We need to find the probability that there is exactly one pair.
Out of $n$ pairs, one pair can be selected in ${}^n{C_1}$ ways.
The remaining number of pairs is $n - 1$. From these, we have to select $r - 1$ pairs which are mismatched. This can be done in ${}^{n - 1}{C_{r - 1}}$ ways.
The $r - 1$ mismatched pairs that we select have to consist of single mismatched shoes. The number of ways in which these can be selected is ${2^{r - 1}}$.
Now multiplying all the number of ways of selecting a pair of shoes we will get the number of favourable outcomes as \[({}^n{C_1}.{}^{n - 1}{C_{r - 1}}){2^{r - 1}}\].
If A is the event of selecting exactly one pair, then using the formula of probability, $P(A) = $ Number of favourable outcomes $ \div $ Total number of outcomes, we get
$P(A) = \dfrac{{({}^n{C_1}.{}^{n - 1}{C_{r - 1}}){2^{r - 1}}}}{{{}^{2n}{C_{2r}}}}$.

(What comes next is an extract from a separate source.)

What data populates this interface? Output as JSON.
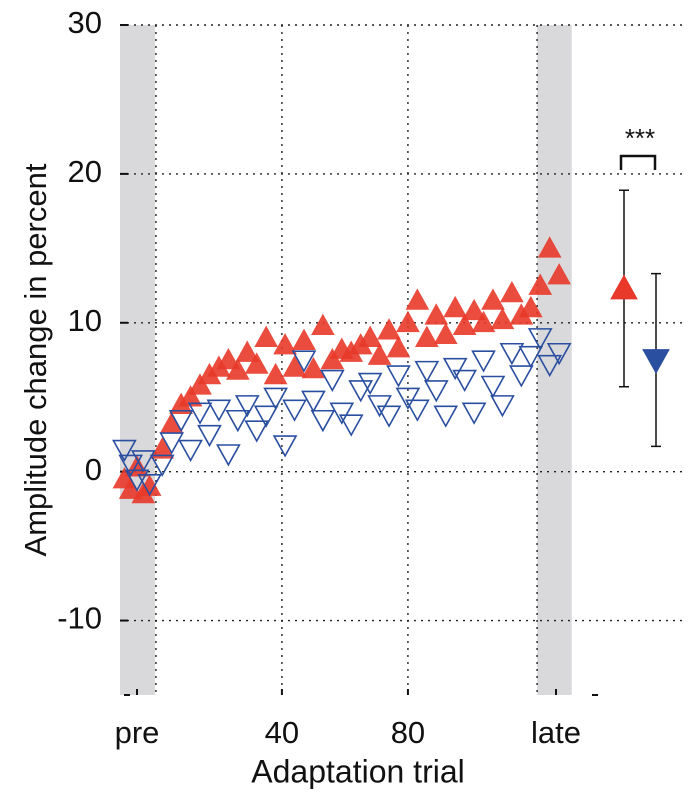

Hence, the correct option is C.

Note: We should not get confused between combinations and permutations. In permutations, the order of elements is to be taken care of, whereas in combinations, the order of elements does not matter. Here, the order in which we draw the cards is not a considerable factor, and this is the reason we have used combinations.